Members of the planning committee unanimously approved the layout of a new 32 acre publicly accessible green space in the grounds of Springfield Hospital.
The entire 81 acre hospital site is being redeveloped to provide new medical facilities alongside nearly 900 new homes plus office, commercial and retail space – under plans approved by a Government planning inspector on appeal in June 2012 after they were rejected by the council.
Now in a detailed planning application, plans have been agreed for the new public park, which will feature landscaped areas, a pavilion and café, two children’s playgrounds, a trim trail with fitness equipment, and the planting of an additional 414 trees, comprising 27 different species. Large grassed areas would be able to accommodate a variety of informal team sports such as rugby, cricket or football.
Other features include a rose garden at the southern edge of the park which will be a more formal setting and include bench seating.
A wide variety of planting is planned including a range of flowers, shrubs, trees and grasses. This would also include wetland planting, with new water features proposed to further boost its ecology and bio-diversity. A bridge will be built over one of these water features.
Planning applications chairman Cllr Will Sweet said: “We have been able to secure a wonderful new green space for all our residents in Wandsworth.
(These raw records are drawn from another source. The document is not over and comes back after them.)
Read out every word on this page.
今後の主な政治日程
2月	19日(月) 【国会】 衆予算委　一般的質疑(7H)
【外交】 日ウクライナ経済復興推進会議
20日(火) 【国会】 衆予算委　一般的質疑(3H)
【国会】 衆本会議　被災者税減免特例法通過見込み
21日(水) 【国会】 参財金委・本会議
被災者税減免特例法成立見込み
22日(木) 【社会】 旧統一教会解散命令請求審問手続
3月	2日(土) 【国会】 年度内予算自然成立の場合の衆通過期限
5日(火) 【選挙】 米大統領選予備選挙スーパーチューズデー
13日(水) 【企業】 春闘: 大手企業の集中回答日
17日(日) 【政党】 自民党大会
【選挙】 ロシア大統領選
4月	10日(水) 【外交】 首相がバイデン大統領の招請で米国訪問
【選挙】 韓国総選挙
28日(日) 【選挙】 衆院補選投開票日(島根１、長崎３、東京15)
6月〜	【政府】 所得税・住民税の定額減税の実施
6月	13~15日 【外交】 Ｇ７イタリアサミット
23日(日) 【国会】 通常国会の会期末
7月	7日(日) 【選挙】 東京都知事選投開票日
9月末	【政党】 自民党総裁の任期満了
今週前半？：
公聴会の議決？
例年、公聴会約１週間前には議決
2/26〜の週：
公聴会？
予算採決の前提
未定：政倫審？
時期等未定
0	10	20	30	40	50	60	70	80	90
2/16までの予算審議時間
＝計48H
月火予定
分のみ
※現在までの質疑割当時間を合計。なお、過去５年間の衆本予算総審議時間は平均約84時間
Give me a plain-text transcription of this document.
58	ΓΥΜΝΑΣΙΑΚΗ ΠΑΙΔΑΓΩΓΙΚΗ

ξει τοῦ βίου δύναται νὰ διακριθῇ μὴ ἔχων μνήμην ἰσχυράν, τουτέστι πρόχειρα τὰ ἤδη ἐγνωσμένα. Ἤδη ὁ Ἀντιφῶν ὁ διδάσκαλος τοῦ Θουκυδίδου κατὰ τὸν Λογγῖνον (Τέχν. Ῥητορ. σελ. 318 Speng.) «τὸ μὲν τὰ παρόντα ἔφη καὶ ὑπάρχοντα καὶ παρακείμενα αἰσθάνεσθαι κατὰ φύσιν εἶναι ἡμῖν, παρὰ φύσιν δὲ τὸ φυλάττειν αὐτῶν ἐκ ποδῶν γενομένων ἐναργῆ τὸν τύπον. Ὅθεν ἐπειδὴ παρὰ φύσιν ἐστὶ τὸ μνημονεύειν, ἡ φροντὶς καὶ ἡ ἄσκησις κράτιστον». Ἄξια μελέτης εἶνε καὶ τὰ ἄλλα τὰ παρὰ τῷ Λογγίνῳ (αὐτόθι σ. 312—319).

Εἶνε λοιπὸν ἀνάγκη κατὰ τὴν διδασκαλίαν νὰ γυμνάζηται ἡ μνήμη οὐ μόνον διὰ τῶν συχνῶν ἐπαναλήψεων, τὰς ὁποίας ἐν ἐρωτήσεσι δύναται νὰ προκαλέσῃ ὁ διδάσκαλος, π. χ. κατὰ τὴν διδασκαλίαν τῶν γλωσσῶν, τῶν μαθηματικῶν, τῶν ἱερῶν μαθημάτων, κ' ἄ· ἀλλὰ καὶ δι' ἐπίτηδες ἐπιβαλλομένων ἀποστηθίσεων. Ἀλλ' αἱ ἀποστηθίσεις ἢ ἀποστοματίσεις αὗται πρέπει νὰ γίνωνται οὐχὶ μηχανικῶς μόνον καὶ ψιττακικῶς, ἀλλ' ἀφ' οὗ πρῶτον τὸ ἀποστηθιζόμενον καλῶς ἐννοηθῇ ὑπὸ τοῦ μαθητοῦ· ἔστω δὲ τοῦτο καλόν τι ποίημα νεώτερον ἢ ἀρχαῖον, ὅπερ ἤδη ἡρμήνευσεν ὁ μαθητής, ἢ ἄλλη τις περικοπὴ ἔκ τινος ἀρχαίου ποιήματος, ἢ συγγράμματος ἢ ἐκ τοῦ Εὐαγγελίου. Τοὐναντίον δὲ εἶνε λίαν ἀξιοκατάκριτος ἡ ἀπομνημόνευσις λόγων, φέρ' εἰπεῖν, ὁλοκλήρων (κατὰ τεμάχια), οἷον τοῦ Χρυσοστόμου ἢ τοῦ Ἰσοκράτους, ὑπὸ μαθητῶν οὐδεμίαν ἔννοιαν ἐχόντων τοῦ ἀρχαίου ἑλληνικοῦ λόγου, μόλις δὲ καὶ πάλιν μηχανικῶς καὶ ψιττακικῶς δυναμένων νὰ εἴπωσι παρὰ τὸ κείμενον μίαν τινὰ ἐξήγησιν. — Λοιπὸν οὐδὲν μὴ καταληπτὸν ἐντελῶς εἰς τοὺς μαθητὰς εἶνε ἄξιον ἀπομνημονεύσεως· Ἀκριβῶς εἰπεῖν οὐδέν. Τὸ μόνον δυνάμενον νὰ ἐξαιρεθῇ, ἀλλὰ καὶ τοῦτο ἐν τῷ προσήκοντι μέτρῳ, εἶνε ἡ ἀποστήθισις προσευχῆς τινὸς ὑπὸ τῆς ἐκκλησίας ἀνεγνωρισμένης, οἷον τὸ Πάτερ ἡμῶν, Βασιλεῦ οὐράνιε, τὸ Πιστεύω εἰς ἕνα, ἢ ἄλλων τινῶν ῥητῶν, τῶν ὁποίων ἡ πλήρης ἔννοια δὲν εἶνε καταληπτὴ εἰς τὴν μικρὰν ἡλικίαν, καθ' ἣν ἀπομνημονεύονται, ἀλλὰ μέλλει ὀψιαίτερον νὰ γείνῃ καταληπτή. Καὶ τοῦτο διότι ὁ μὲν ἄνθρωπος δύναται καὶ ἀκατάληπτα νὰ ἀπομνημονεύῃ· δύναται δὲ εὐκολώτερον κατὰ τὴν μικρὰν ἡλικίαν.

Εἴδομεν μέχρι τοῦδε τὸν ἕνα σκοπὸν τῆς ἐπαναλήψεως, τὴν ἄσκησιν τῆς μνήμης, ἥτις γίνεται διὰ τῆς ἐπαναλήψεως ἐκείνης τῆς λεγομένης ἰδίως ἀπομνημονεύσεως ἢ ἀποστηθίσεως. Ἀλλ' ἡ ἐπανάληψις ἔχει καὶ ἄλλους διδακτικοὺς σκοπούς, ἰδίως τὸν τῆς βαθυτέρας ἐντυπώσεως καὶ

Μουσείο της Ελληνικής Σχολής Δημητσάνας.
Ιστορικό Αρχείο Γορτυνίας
It will be the first new public park to be created in London since the Olympics.
“The new park will cater for all tastes and activities. Parts of it will be quiet and tranquil spaces whilst others will lend themselves much more to sports and leisure activities.
“We were disappointed when the planning inspector in the appeal hearing in 2012 accepted that the development of the hospital site would mean the loss of its long-established golf course, but once that decision had been made, we needed to make sure that the new replacement space was as good as it possibly could be and that it would offer real benefits for the community and I believe we have succeeded in that aim.”